SCS is now working on nSight-2 and nSight-3, with nSight-2 to be launched in 2019 and nSight-3 in 2020, reports Engineering News. They will be used for agricultural applications.
In spite of its successes, the local space industry does face some challenges. According to Eduardo Jorge Pinto, Space Engineering Quality Specialist at the South African National Space Agency (SANSA), the National Space Strategy that was published in 2010 has not yet been approved as “the political will is not there,” even though “it was a very good plan and had all the elements we required.”
He said that “we are definitely not funding adequately,” as the Space Strategy proposed spending R1 billion a year for a decade on space and sending a mini satellite into space every three years, but this has not happened.
Pinto said that South Africa has very good engineers who know what they are doing, but “we fail terribly when it comes to budgeting.” Other issues are “terrible” supply chain procedures full of red tape and the impact of foreign currency fluctuations which can affect half the cost of a satellite.
He added that South Africa could save R70-100 million a year by sourcing satellite capabilities locally, instead of relying on foreign satellite service providers. Ndlovu agreed, saying that at the moment South Africa has no telecommunications satellite of its own, and would save billions in developing its own.
“As engineers we focus on engineering and not marketing. This is really really hurting us. We have a long way to go to,” Ndlovu said.
Nomfuneko Majaja, Chief Director of Legal and Compliance, SEZs and Space Affairs at the Department of Trade and Industry (DTI), agreed that it is important to have a space industry supported by government as well as government funding. “There has to be a strategic decision from government,” she said. “Once that decision is taken there needs to be a sizeable amount of investment that is put up.”
Developing the space industry would be good for the local economy, as earth observation imagery can be used to evaluate productive land and increase yield; satellites can be used for maritime surveillance, environmental management and communications. Satellite imagery can show ground cover/vegetation, crop production, crop disease, land use, urban development, water quality and usage, pollution, natural disasters etc.
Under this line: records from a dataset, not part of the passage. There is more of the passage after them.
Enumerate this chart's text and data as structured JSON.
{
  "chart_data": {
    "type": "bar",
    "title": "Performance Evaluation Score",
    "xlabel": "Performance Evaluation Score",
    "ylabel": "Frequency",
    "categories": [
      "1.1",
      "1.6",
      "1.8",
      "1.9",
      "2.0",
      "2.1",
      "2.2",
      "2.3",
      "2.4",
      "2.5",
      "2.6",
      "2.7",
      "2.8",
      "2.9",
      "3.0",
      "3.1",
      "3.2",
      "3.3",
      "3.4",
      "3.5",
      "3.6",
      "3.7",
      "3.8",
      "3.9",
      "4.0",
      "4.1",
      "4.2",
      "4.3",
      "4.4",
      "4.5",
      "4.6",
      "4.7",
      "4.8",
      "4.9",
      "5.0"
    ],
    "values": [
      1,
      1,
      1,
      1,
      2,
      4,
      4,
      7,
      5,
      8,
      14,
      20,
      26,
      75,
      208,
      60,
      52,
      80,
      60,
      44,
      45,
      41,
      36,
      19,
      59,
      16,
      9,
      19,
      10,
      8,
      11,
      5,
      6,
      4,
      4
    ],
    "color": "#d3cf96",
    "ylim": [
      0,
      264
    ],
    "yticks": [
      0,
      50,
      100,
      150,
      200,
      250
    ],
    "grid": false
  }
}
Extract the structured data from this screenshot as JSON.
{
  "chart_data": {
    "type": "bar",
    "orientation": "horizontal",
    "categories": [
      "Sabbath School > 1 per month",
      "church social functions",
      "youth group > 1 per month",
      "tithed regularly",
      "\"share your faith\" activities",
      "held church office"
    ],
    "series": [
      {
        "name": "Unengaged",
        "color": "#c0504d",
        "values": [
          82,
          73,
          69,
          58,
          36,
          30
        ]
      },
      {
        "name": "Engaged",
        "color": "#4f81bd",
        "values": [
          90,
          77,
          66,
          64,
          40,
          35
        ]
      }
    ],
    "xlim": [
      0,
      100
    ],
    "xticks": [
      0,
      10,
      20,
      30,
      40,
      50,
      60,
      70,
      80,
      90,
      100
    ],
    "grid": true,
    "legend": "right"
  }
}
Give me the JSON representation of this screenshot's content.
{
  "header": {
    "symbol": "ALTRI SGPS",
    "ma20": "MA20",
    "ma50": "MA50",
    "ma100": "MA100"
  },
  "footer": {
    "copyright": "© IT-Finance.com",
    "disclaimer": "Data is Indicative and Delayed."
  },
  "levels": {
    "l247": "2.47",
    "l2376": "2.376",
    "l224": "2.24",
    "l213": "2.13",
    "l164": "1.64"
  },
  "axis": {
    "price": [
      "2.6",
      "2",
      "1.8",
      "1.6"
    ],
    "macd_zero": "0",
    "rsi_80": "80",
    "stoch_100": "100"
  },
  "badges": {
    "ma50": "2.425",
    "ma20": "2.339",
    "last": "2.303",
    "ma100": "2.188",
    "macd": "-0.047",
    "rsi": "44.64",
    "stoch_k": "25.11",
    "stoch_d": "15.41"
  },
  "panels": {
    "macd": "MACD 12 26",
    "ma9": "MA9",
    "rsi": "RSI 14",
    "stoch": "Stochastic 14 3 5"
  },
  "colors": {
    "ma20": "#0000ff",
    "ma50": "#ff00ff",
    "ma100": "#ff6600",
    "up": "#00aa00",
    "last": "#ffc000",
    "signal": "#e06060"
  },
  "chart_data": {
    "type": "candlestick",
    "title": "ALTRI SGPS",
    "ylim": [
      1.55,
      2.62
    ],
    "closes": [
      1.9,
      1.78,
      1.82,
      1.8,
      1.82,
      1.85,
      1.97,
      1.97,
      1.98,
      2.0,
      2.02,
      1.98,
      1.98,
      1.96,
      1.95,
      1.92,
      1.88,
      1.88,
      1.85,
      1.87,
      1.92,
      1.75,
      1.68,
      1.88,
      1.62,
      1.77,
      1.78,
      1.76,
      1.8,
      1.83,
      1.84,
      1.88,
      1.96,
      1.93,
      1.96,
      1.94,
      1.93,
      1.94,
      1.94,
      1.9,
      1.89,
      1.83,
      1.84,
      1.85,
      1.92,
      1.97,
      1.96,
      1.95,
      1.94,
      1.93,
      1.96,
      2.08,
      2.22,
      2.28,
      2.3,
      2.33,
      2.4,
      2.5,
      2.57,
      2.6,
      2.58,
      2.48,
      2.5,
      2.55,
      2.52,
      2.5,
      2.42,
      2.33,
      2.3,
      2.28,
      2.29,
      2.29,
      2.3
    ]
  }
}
Sansa already provides earth observation imagery to South Africa, as well as weather data, through its Earth Observation and Space Weather divisions. Its other divisions are Space Engineering and Space Operations. According to Sansa, as of November this year, a new International Civil Aviation Organisation regulation will come into effect, requiring all commercial flights to have space weather data – there will soon be a commercial market for the data Sansa has collected for years.